Egglab – pattern generation obsession

I’m putting the final pieces together for the release of the all new Project Nightjar game (due in the run up to Easter, of course!) and the automatic pattern generation has been a focus right up to this stage. The challenge I like most about citizen science is that along with all the ‘normal’ game design creative restrictions (is it fun? will it work on the browser?) you also have to satisfy the fairly whopping constraints of the science itself, determining which decisions impact on the observations you are making – and being sure that they will be robust to peer review in the context of publication – I never had to worry about that with PlayStation games :)

variation

pattern2gen

With this game, similar to the last two, we want to analyse people’s ability to recognise types of pattern in a background image. Crucially, this is a completely different perception process from recognition of a learned pattern (a ‘search image’), so we don’t want to be generating the same exact egg each time from the same description – we don’t want people to ‘learn’ them. This also makes sense in the natural context of course, in that an individual bird’s eggs will not be identical, due to there being many many additional non-deterministic processes happening that create the pattern.

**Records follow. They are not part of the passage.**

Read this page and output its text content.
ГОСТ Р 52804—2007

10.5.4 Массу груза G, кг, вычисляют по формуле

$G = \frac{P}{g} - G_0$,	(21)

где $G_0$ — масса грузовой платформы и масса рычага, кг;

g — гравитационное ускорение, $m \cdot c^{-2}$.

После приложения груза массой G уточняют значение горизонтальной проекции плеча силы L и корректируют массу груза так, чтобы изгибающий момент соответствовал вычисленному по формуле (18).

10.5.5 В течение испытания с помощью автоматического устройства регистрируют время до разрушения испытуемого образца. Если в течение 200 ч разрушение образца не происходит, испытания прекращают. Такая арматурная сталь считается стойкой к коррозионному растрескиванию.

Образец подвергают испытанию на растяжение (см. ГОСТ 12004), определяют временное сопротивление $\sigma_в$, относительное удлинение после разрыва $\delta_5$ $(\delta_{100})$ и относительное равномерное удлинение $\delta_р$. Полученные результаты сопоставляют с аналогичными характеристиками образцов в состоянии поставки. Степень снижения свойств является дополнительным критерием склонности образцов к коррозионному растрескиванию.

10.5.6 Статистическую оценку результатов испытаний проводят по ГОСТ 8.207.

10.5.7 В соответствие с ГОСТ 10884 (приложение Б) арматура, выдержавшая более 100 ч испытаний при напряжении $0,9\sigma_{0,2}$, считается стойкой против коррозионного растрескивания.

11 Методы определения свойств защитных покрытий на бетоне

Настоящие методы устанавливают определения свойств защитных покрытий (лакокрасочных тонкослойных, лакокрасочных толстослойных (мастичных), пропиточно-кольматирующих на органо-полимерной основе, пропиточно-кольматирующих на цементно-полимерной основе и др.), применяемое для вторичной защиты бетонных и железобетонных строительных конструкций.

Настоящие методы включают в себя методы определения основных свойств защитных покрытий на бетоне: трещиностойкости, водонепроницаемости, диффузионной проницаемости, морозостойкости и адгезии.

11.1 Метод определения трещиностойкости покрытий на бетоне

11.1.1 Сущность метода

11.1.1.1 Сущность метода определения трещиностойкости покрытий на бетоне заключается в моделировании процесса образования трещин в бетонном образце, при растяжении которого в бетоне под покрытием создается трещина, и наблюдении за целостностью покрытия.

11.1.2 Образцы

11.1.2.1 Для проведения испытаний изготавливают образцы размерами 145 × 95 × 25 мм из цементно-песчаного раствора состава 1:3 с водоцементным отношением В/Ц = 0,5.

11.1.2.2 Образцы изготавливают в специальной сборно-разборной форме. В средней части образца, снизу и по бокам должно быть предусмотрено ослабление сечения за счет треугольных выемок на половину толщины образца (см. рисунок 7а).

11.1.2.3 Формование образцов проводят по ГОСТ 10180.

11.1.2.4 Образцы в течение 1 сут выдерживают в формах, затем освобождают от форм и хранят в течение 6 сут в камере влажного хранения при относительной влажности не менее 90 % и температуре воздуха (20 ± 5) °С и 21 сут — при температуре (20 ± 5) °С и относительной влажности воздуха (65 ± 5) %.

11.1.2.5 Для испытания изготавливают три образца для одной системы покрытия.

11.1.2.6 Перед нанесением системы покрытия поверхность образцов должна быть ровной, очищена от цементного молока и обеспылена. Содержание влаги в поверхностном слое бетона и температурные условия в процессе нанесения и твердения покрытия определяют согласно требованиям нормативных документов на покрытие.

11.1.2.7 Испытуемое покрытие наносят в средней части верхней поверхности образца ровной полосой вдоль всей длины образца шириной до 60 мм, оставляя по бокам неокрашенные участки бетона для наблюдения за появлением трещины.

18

The base images we are using are wrapped Perlin noise at different scales, and with different thresholds applied. These are then rotated and combined with each other and plain colours with the browser’s built in composite operations. Ideally we would generate the noise each time we need it with a different random seed to make them all unique, but this is way too slow for HTML5 Canvas to do (pixel processing in Javascript is still painful at this scale). To get around this we pre-render a set of variations of noise images, the genetic program picks one of four scales, and one of two thresholds (and one without threshold) and we randomly pick a new variation of this each time we render the egg. The image at the top shows the variation that happens across 6 example programs. Below are some of the noise images we’re using:

noise-patterns

Visualising egg pattern genomes

A couple of screenshots from the upcoming Project Nightjar citizen science game – the genetic programming pattern generator is now working in a simple test framework, and even with myself as the only player at the moment, it’s gradually producing eggs that are harder and harder to find against one of the background images from the field site in South Africa. Today I’ve been working on a viewer for the pattern genome itself, which displays all the base images and the operations and intermediate steps as it builds up the final image. Unlike any natural form of genetics, genetic programming is all about growing trees of functions connected together, and here we are interested in combining simple images using HTML5 canvas’s composite operations to make complex patterns.

genome1

genome2

This will be useful for debugging mutations, where the sub-trees are jumbled up, but as we’re building a citizen science game, we’re also going to be exposing as much as possible about how it’s working – from the game mechanics like this to the underlying camouflage theories we’ll be testing. If you recognise the graph drawing algorithm, I’ve been plundering a long forgotten project: fastbreeder.